Chinese meatballs, known as Lion’s Head meatballs, because of the larger size, are a popular recipe often served during Chinese New Year. Lion’s Head meatballs are often made with ground pork, ginger and other spices. This adaption combines ground pork and turkey to reduce fat content without eliminating flavor.
- In a bowl combine ground pork, ground turkey, eggs, ginger, garlic, scallions, carrots, water chestnuts and salt. Mix well until everything is evenly incorporated.
- Divide meatball mixture evenly into about 15 meatballs, roll lightly with hands into loose round balls.
- Preheat Braiser pan on medium heat approximately 5-7 minutes or until several drops of water sprinkled on the pan skitter and dissipate
- Brown meatballs for about 3-4 minutes on all sides. Brown meatballs, but don’t worry that they are not cooked through at this point. Remove meatballs and set aside on clean plate.
- In a small bowl combine tamari and sesame oil.
- Shred cabbage into thin strips by placing cabbage leaves on top of each other and slicing thinly. Place shredded cabbage into a bowl of cool water, lift cabbage out of water and drain, shaking off excess water.
- Place shredded cabbage in Braiser pan to cover bottom of pan, spreading it out evenly, pressing down slightly so all of the cabbage fits into Braiser pan.
- Place meatballs on top of cabbage. Pour tamari mixture over meatballs.
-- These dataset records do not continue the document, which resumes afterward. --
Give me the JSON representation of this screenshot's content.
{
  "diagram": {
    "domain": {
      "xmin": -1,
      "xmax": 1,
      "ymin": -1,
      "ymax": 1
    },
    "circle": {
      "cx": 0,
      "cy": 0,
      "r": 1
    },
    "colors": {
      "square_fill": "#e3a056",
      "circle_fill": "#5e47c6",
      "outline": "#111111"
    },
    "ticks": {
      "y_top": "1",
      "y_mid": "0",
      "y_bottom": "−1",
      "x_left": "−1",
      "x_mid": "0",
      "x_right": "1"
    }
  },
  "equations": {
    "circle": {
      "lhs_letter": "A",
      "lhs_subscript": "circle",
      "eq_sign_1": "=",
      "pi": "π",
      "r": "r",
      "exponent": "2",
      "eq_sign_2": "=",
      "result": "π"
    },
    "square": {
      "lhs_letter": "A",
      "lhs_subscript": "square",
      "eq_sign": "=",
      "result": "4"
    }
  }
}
- Place cover on Braiser pan, with heat set to medium. When Vapo-Valve™ begins to click steadily; turn heat to low and cook for 12-15 minutes until meatballs are cooked through and cabbage is soft.
- Serve portion of cabbage with meatballs on top, garnish with extra chopped scallions if desired.
- Substitute ground pork for ground beef
- Add sliced shitake mushrooms to shredded cabbage.
- Use a ice cream scoop to form meatballs. If meat is sticky, run hands or ice cream scoop under lukewarm water before forming meatballs.
- Serve this dish as is or add additional side dishes; steamed rice or noodles.